From today’s point of view Kaestner’s historical significance lies mostly in the interest he promoted in the foundations of parallel theory. His own search for a proof of Euclid’s parallel postulate culminated in his sponsorship of, and contribution of a postscript to, a dissertation by G. S. Klüugel (1763) in which thirty purported proofs of that postulate are examined and found defective. This influential work prompted J. H. Lambert’s important researches on parallel theory. The three men who independently founded non-Euclidean (hyperbolic) geometry in the early nineteenth century were all directly or indirectly influenced by Kaestner: Gauss had studied at Göttingen during Kaestner’s tenure there; Johann Bolyai’s father, Wolfgang, who personally taught his son geometry, had studied under Kaestner and had tried his own hand at proving Euclid’s postulate; Lobachevsky studied mathematics at the University of Kazan under J. M. C. Bartels, a former student of Kaestner’s
As a student, Gauss is said to have shunned Kaestner’s lectures as too elementary.

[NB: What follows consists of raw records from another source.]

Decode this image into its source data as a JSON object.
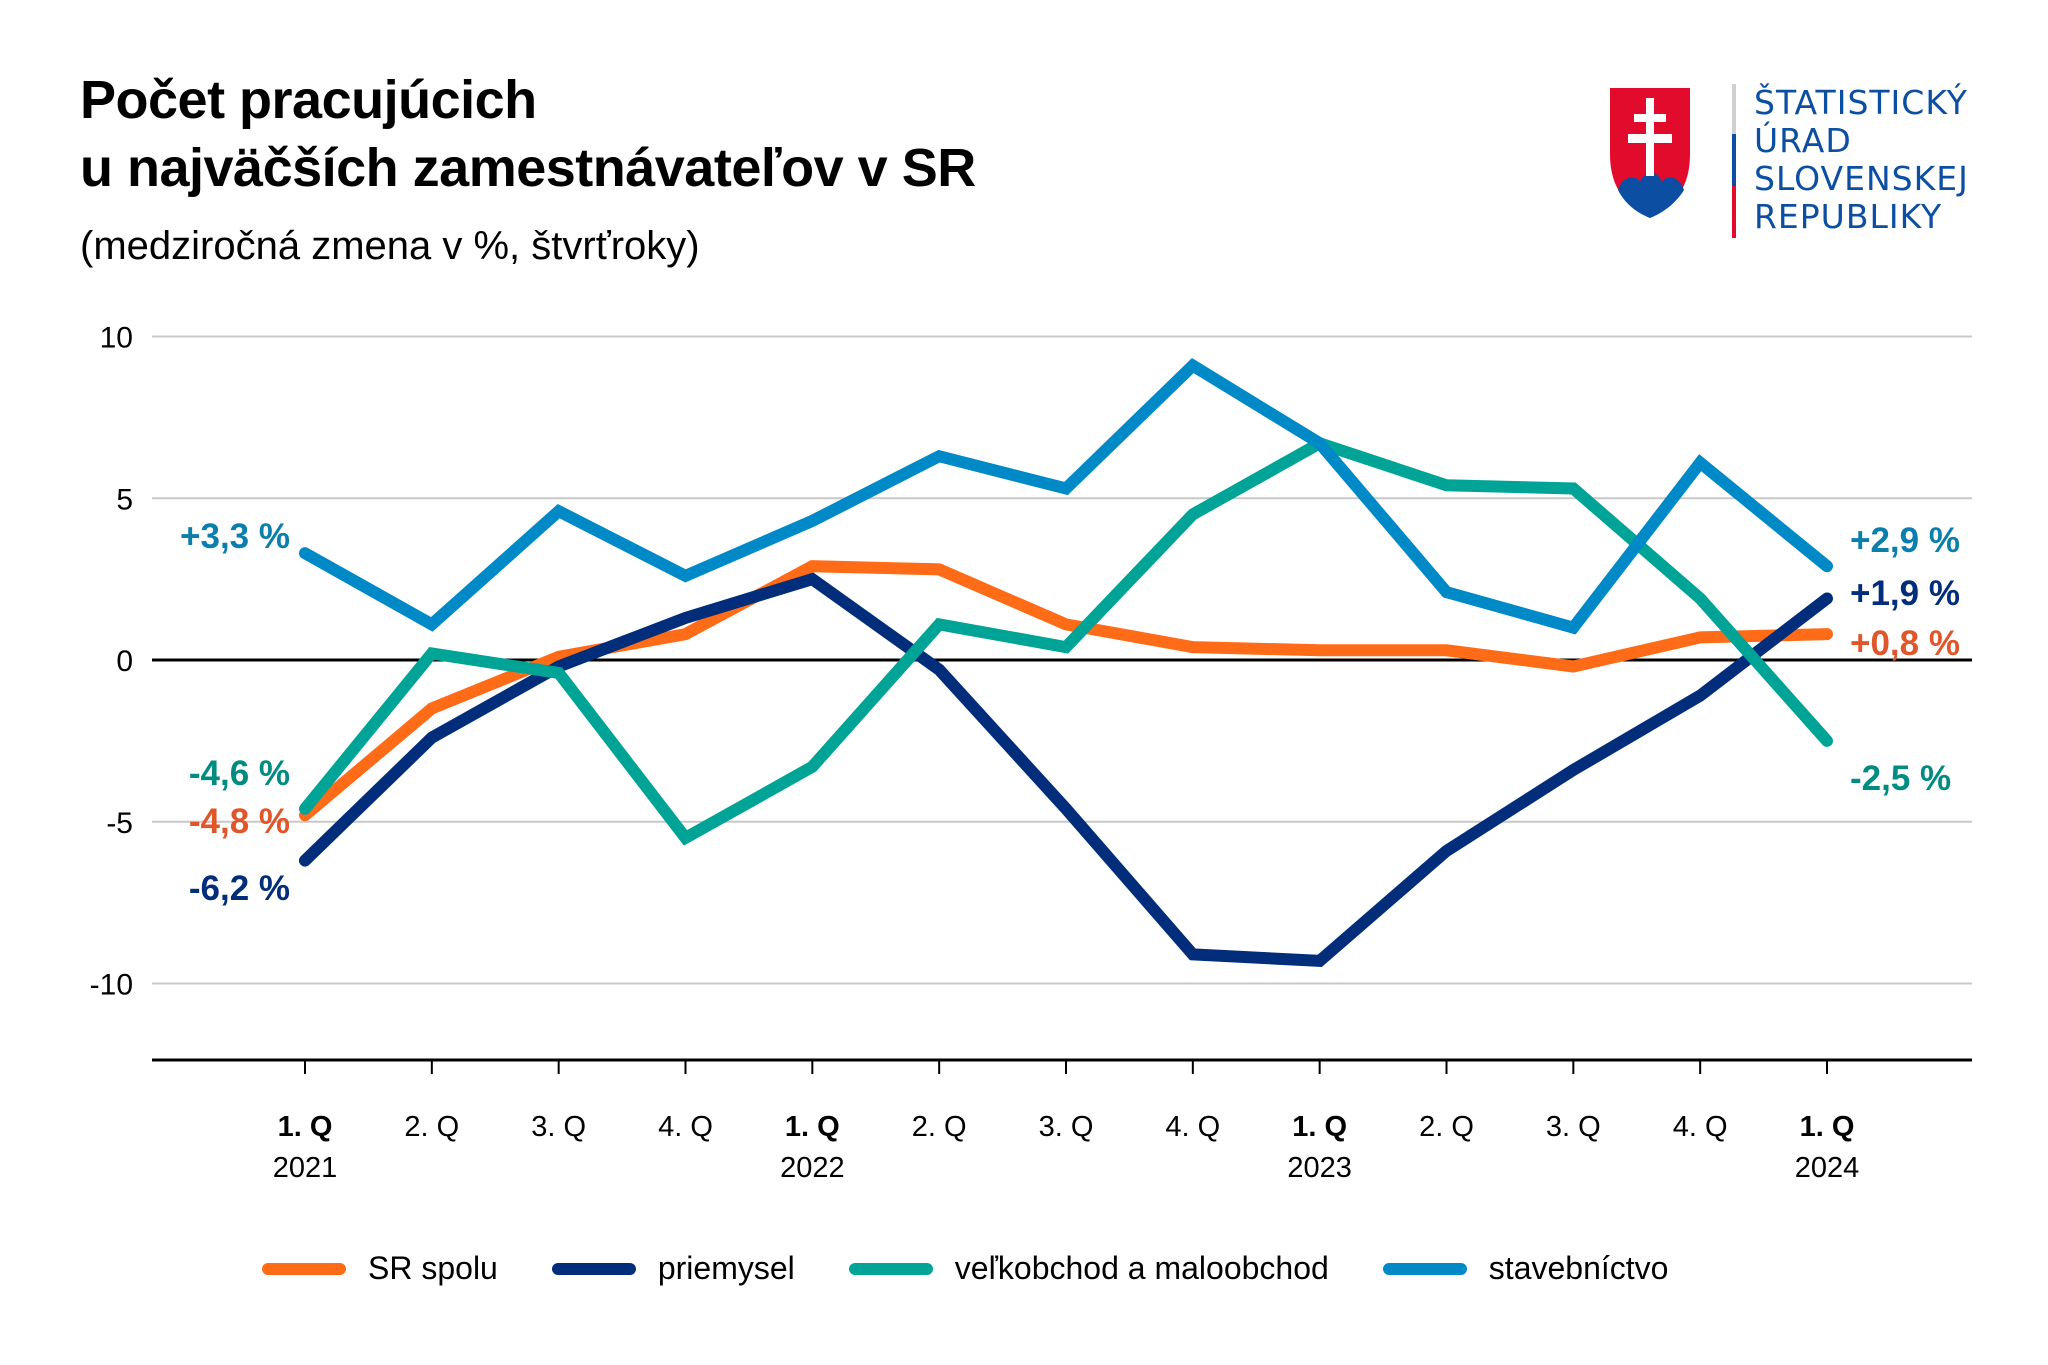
{
  "header": {
    "title_line1": "Počet pracujúcich",
    "title_line2": "u najväčších zamestnávateľov v SR",
    "subtitle": "(medziročná zmena v %, štvrťroky)"
  },
  "logo": {
    "icon": "slovak-coat-of-arms-icon",
    "lines": [
      "ŠTATISTICKÝ",
      "ÚRAD",
      "SLOVENSKEJ",
      "REPUBLIKY"
    ],
    "colors": {
      "red": "#e30b2c",
      "blue": "#0b4ea2",
      "grey": "#d0d0d0"
    }
  },
  "chart_data": {
    "type": "line",
    "title": "Počet pracujúcich u najväčších zamestnávateľov v SR",
    "subtitle": "(medziročná zmena v %, štvrťroky)",
    "xlabel": "",
    "ylabel": "",
    "ylim": [
      -12.5,
      10
    ],
    "yticks": [
      10,
      5,
      0,
      -5,
      -10
    ],
    "ytick_labels": [
      "10",
      "5",
      "0",
      "-5",
      "-10"
    ],
    "grid": true,
    "legend_position": "bottom",
    "x": [
      "1. Q 2021",
      "2. Q 2021",
      "3. Q 2021",
      "4. Q 2021",
      "1. Q 2022",
      "2. Q 2022",
      "3. Q 2022",
      "4. Q 2022",
      "1. Q 2023",
      "2. Q 2023",
      "3. Q 2023",
      "4. Q 2023",
      "1. Q 2024"
    ],
    "x_quarter_labels": [
      "1. Q",
      "2. Q",
      "3. Q",
      "4. Q",
      "1. Q",
      "2. Q",
      "3. Q",
      "4. Q",
      "1. Q",
      "2. Q",
      "3. Q",
      "4. Q",
      "1. Q"
    ],
    "x_year_labels": [
      "2021",
      "",
      "",
      "",
      "2022",
      "",
      "",
      "",
      "2023",
      "",
      "",
      "",
      "2024"
    ],
    "series": [
      {
        "name": "SR spolu",
        "color": "#ff6b17",
        "label_color": "#e0562a",
        "values": [
          -4.8,
          -1.5,
          0.1,
          0.8,
          2.9,
          2.8,
          1.1,
          0.4,
          0.3,
          0.3,
          -0.2,
          0.7,
          0.8
        ],
        "start_label": "-4,8 %",
        "end_label": "+0,8 %"
      },
      {
        "name": "priemysel",
        "color": "#022d7a",
        "label_color": "#022d7a",
        "values": [
          -6.2,
          -2.4,
          -0.2,
          1.3,
          2.5,
          -0.3,
          -4.6,
          -9.1,
          -9.3,
          -5.9,
          -3.4,
          -1.1,
          1.9
        ],
        "start_label": "-6,2 %",
        "end_label": "+1,9 %"
      },
      {
        "name": "veľkobchod a maloobchod",
        "color": "#00a496",
        "label_color": "#008c80",
        "values": [
          -4.6,
          0.2,
          -0.4,
          -5.5,
          -3.3,
          1.1,
          0.4,
          4.5,
          6.7,
          5.4,
          5.3,
          1.9,
          -2.5
        ],
        "start_label": "-4,6 %",
        "end_label": "-2,5 %"
      },
      {
        "name": "stavebníctvo",
        "color": "#0089c7",
        "label_color": "#0a7fae",
        "values": [
          3.3,
          1.1,
          4.6,
          2.6,
          4.3,
          6.3,
          5.3,
          9.1,
          6.7,
          2.1,
          1.0,
          6.1,
          2.9
        ],
        "start_label": "+3,3 %",
        "end_label": "+2,9 %"
      }
    ]
  }
}
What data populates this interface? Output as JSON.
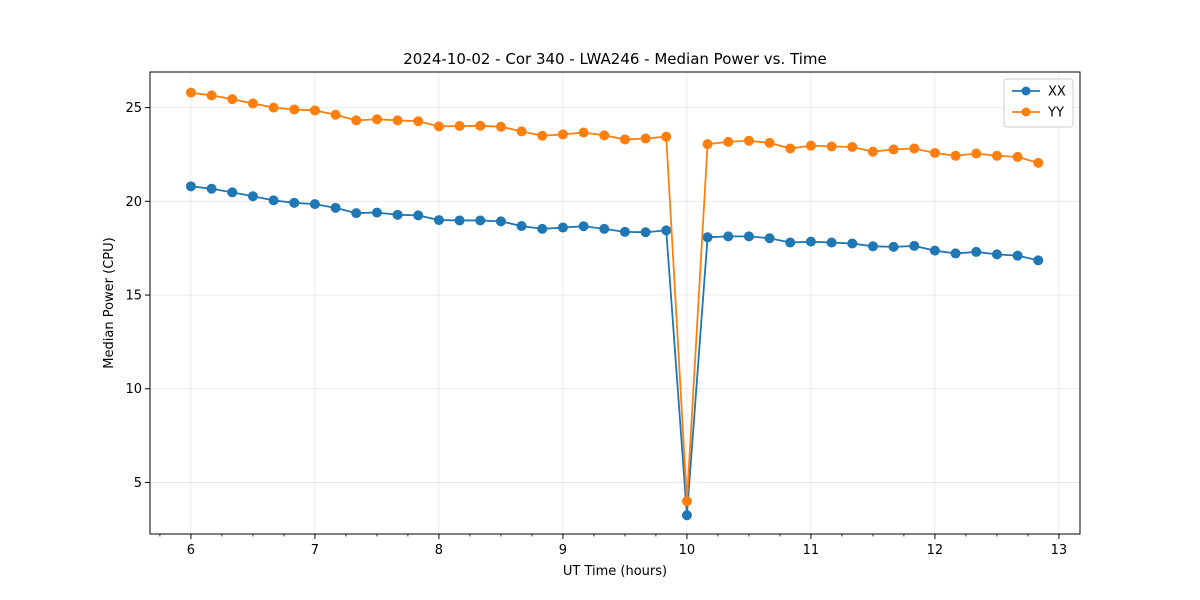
{
  "chart_data": {
    "type": "line",
    "title": "2024-10-02 - Cor 340 - LWA246 - Median Power vs. Time",
    "xlabel": "UT Time (hours)",
    "ylabel": "Median Power (CPU)",
    "xlim": [
      5.67,
      13.17
    ],
    "ylim": [
      2.25,
      26.9
    ],
    "x_ticks": [
      6,
      7,
      8,
      9,
      10,
      11,
      12,
      13
    ],
    "y_ticks": [
      5,
      10,
      15,
      20,
      25
    ],
    "grid": true,
    "legend_position": "top-right",
    "x": [
      6.0,
      6.1667,
      6.3333,
      6.5,
      6.6667,
      6.8333,
      7.0,
      7.1667,
      7.3333,
      7.5,
      7.6667,
      7.8333,
      8.0,
      8.1667,
      8.3333,
      8.5,
      8.6667,
      8.8333,
      9.0,
      9.1667,
      9.3333,
      9.5,
      9.6667,
      9.8333,
      10.0,
      10.1667,
      10.3333,
      10.5,
      10.6667,
      10.8333,
      11.0,
      11.1667,
      11.3333,
      11.5,
      11.6667,
      11.8333,
      12.0,
      12.1667,
      12.3333,
      12.5,
      12.6667,
      12.8333
    ],
    "series": [
      {
        "name": "XX",
        "color": "#1f77b4",
        "values": [
          20.8,
          20.67,
          20.48,
          20.27,
          20.05,
          19.92,
          19.85,
          19.65,
          19.37,
          19.4,
          19.28,
          19.25,
          19.0,
          18.98,
          18.98,
          18.93,
          18.68,
          18.53,
          18.6,
          18.67,
          18.53,
          18.37,
          18.35,
          18.45,
          3.25,
          18.08,
          18.13,
          18.13,
          18.03,
          17.8,
          17.85,
          17.8,
          17.75,
          17.6,
          17.57,
          17.62,
          17.37,
          17.22,
          17.3,
          17.17,
          17.1,
          16.85
        ]
      },
      {
        "name": "YY",
        "color": "#ff7f0e",
        "values": [
          25.8,
          25.65,
          25.45,
          25.22,
          25.0,
          24.9,
          24.85,
          24.62,
          24.32,
          24.38,
          24.32,
          24.27,
          24.0,
          24.02,
          24.03,
          23.98,
          23.73,
          23.5,
          23.57,
          23.67,
          23.52,
          23.3,
          23.35,
          23.45,
          4.0,
          23.05,
          23.17,
          23.23,
          23.12,
          22.82,
          22.97,
          22.93,
          22.9,
          22.65,
          22.77,
          22.82,
          22.58,
          22.43,
          22.55,
          22.43,
          22.37,
          22.05
        ]
      }
    ]
  }
}
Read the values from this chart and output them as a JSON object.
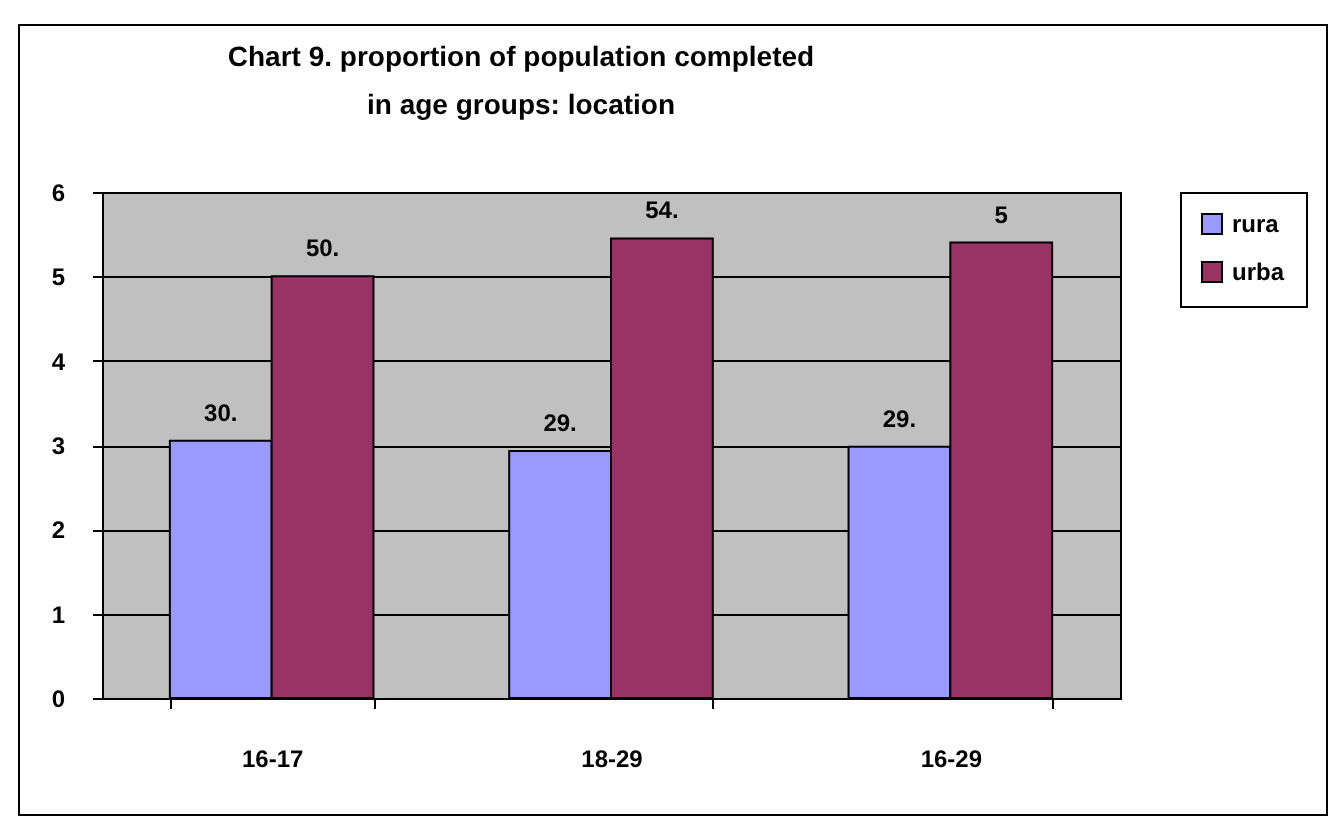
{
  "chart_data": {
    "type": "bar",
    "title": "Chart 9. proportion of population completed\nin  age groups: location",
    "categories": [
      "16-17",
      "18-29",
      "16-29"
    ],
    "series": [
      {
        "name": "rura",
        "color": "#9999ff",
        "values": [
          3.05,
          2.93,
          2.98
        ]
      },
      {
        "name": "urba",
        "color": "#993366",
        "values": [
          5.0,
          5.45,
          5.4
        ]
      }
    ],
    "annotations": [
      {
        "text": "30.",
        "x": "16-17",
        "y": 3.05
      },
      {
        "text": "29.",
        "x": "18-29",
        "y": 2.93
      },
      {
        "text": "29.",
        "x": "16-29",
        "y": 2.98
      },
      {
        "text": "50.",
        "x": "16-17",
        "y": 5.0
      },
      {
        "text": "54.",
        "x": "18-29",
        "y": 5.45
      },
      {
        "text": "5",
        "x": "16-29",
        "y": 5.4
      }
    ],
    "ylim": [
      0,
      6
    ],
    "yticks": [
      0,
      1,
      2,
      3,
      4,
      5,
      6
    ],
    "grid": "y",
    "legend": "right"
  }
}
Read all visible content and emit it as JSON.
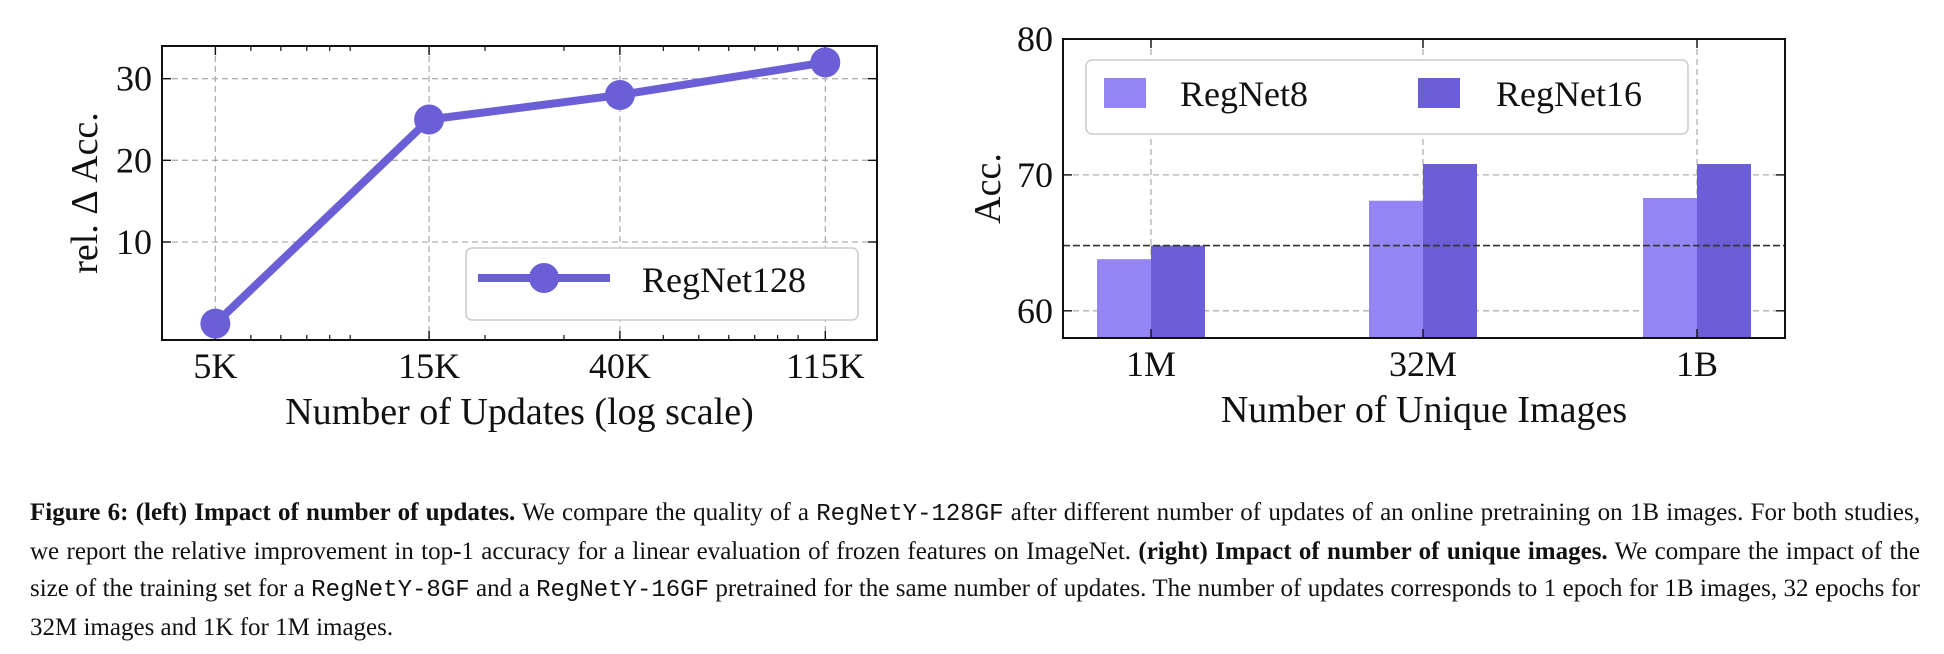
{
  "colors": {
    "regnet128": "#6a5fd6",
    "regnet8": "#9585f4",
    "regnet16": "#6a5fd6",
    "grid": "#b0b0b0",
    "baseline": "#333333"
  },
  "chart_data": [
    {
      "type": "line",
      "xlabel": "Number of Updates (log scale)",
      "ylabel": "rel. Δ Acc.",
      "x_scale": "log",
      "categories": [
        "5K",
        "15K",
        "40K",
        "115K"
      ],
      "x": [
        5000,
        15000,
        40000,
        115000
      ],
      "yticks": [
        "10",
        "20",
        "30"
      ],
      "ylim": [
        -2,
        34
      ],
      "grid": true,
      "legend_position": "lower-right",
      "series": [
        {
          "name": "RegNet128",
          "values": [
            0,
            25,
            28,
            32
          ]
        }
      ]
    },
    {
      "type": "bar",
      "xlabel": "Number of Unique Images",
      "ylabel": "Acc.",
      "categories": [
        "1M",
        "32M",
        "1B"
      ],
      "yticks": [
        "60",
        "70",
        "80"
      ],
      "ylim": [
        58,
        80
      ],
      "grid": true,
      "legend_position": "top",
      "baseline": 64.8,
      "series": [
        {
          "name": "RegNet8",
          "values": [
            63.8,
            68.1,
            68.3
          ]
        },
        {
          "name": "RegNet16",
          "values": [
            64.8,
            70.8,
            70.8
          ]
        }
      ]
    }
  ],
  "caption": {
    "fig_label": "Figure 6:",
    "left_tag": "(left) Impact of number of updates.",
    "text1": " We compare the quality of a ",
    "model128": "RegNetY-128GF",
    "text2": " after different number of updates of an online pretraining on 1B images. For both studies, we report the relative improvement in top-1 accuracy for a linear evaluation of frozen features on ImageNet. ",
    "right_tag": "(right) Impact of number of unique images.",
    "text3": " We compare the impact of the size of the training set for a ",
    "model8": "RegNetY-8GF",
    "text4": " and a ",
    "model16": "RegNetY-16GF",
    "text5": " pretrained for the same number of updates. The number of updates corresponds to 1 epoch for 1B images, 32 epochs for 32M images and 1K for 1M images."
  }
}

Yet the princeps mathematicorum shows the influence of Kaestner, not only in the matter of parallelism but in others areas as well. Kaestner opposed, as did Gauss, the concept of actual infinity in mathematics (see, for example, Kaestner and G. S, Klügel, philosophische-mathematische Abhandlungen [Halle, 1807]); and he felt the need, later clearly expressed by Gauss (Werke [Güottingen, 1870–1927], VIII, 222), for postulates of order in geometry, Indeed, Kaestner anticipated M. Pasch in explicitly postulating the division of the plane, by a line, into two parts, and in enunciating the needed assumptions concerning the intersections of a circle with a line or another circle (Anfangsgründe, I).
I. Original Works. Most of Kaestner’s scientific publications are listed in the article on him in Poggendorff, I, cols. 1217–1219. Also valuable is the bibliography in the article on Kaestner in the Biographie universelle (Paris, 1852–1868), XXI, which includes literary works. Neither of these two bibliographies cites Kaestner’s sponsorship of and contribution to the dissertation by G. S. Klügel, Conatuum praecipuorm theoriam demostrandi recensio, quam publico examini submittent Abrah. Gotthelf Kaestner et auctor respondens Grorgius Simon Klügel (Göttingen, 1763). For details of Kaestner’s life, see his autobiography, Vita Kestneri (Leipizig, 1787).
II. Secondary Literature. References to Kaestner’s preparatory role in the development of non-Euclidean geometry are found in Friedrich Engel and Paul Stäckel, Theorie der Parallelinien von Eucli bis auf Gauss (Leipizig, 1895), pp. 138–140; and in Roberto Bonola, Non-Euclidean Geometry: A Critical and Historical Study of Its Developments, trans. by H. S. Carslaw (Nwe York, 1995), pp. 50, 60, 64, 66, For Kaestner’s anticipations of Pasch, see George Goe, “Kaestner, Forerunner of Gauss, Pasch, Hilber,” in Proceedings of the 10th International Congress of the History of Science, II (Paris, 1964), 659–661.